Selection and retention

Discover how to effectively appraise your research data in order to decide what should be retained from your project.

 

Data management plan

It is important to appraise the data that you have collected to determine what should be retained and what should be destroyed. Consider how your data might be reused, any obligations to retain data, and the resources required to prepare your data for sharing and preservation.

It is not always practical or advisable to keep all the research data that you collect or generate during your project. There are economic and environmental costs to long-term data storage, as well as staff resources required for ongoing stewardship of the data.

Data appraisal

Researchers are responsible for selecting which research data to retain, and potentially share, by considering factors such as reproducibility, legal or funder requirements, and potential long-term value of the data.

Data underpinning research findings

Research data that underpins a research publication or postgraduate thesis should be kept so that others can reproduce or verify your findings, and potentially build upon your research. You should also retain any software that you created to generate, process or analyse the data as this will be needed to validate your results.

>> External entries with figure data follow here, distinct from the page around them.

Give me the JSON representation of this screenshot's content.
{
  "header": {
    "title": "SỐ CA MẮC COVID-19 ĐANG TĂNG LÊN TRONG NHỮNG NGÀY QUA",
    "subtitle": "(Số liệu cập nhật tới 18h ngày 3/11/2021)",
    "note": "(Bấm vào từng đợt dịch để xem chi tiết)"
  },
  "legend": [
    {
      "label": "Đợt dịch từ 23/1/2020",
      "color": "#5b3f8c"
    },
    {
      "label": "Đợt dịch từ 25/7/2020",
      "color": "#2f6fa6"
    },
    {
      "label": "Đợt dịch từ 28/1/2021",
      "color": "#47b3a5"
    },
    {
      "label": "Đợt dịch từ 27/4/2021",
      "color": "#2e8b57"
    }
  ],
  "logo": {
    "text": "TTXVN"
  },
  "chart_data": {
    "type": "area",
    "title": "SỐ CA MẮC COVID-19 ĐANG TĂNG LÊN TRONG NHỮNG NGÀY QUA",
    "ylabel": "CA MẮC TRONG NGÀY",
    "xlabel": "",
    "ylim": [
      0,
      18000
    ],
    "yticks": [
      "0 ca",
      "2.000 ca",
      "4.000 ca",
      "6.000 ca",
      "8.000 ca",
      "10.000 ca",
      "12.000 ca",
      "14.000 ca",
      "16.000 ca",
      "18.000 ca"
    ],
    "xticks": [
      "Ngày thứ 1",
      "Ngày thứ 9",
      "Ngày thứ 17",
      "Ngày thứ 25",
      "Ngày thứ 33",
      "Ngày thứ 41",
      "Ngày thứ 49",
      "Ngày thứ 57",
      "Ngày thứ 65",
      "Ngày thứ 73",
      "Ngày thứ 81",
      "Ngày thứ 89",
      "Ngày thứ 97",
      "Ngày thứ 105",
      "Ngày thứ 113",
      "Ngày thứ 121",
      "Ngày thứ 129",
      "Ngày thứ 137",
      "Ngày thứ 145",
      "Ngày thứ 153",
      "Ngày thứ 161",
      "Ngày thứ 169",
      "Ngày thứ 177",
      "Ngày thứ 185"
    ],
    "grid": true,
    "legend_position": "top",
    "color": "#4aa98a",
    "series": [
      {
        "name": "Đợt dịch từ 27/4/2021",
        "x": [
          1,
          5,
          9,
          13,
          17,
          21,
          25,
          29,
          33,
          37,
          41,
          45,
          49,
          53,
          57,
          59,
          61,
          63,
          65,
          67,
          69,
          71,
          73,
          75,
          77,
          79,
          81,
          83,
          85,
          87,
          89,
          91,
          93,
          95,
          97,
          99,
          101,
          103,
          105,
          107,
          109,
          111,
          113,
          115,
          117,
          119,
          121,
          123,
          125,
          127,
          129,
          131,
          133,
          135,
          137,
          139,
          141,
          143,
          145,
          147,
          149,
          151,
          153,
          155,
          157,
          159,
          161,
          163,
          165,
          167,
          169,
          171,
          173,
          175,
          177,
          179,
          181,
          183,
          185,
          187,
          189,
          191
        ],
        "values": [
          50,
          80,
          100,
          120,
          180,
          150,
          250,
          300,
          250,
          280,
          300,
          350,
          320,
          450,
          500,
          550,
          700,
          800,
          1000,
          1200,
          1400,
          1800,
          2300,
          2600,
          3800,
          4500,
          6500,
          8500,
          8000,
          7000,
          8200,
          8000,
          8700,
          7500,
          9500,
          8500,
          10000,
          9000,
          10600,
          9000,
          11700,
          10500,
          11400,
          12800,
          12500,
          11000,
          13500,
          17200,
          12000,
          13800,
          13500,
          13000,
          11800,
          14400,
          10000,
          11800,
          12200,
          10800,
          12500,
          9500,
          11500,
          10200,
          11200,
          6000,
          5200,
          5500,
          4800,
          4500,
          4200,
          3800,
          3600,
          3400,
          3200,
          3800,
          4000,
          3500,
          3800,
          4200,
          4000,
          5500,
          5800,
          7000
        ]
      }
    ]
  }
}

It is more important to retain the raw data and the record of how it was processed or transformed than any ‘intermediate’ data. The processed data in its final format may also be useful to retain.

Policy requirements

Many funders, and increasingly publishers, require data to be shared as part of their research data policy. Be aware of what data you will need to keep in order to comply with these requirements. More information is available from the funder requirements page.

Data with long-term value

Research data with acknowledged long-term value should be preserved and remain accessible for future research. Consider the broad appeal of the data and whether the dataset would be especially difficult or costly to reproduce. Extremely large simulation datasets, for example, may be less valuable to preserve than the code and input parameters, through which the set of results can be reproduced.

You should also review the quality of the documentation and metadata accompanying the data – is there enough information to contextualise the data to enable it to be discovered, understood and reused?

Data preservation costs

There are costs and resources to preparing data for archiving, as well as for storage and curation beyond the lifespan of the project. Funders, such as UKRI, the European Commission and the Wellcome Trust, ask that you include costs relating to data management activities in your funding proposal. For extremely large datasets there may be cases in which it is not cost-effective to preserve the research data.

Further information

The DCC have an excellent resource, ‘Five steps to decide what data to keep’, to help with the appraisal process.

Disposal of data

You must securely dispose of research data identified for deletion with particular concern for the sensitivity of the data; for example, where data has been anonymised, the un-anonymised data may need to be destroyed.

When deciding which data to dispose of, you should be aware of any data retention policies in place. Disposal of research data should be carried out in accordance with legal, contractual, regulatory, or ethical requirements and the University’s Information Security Policy.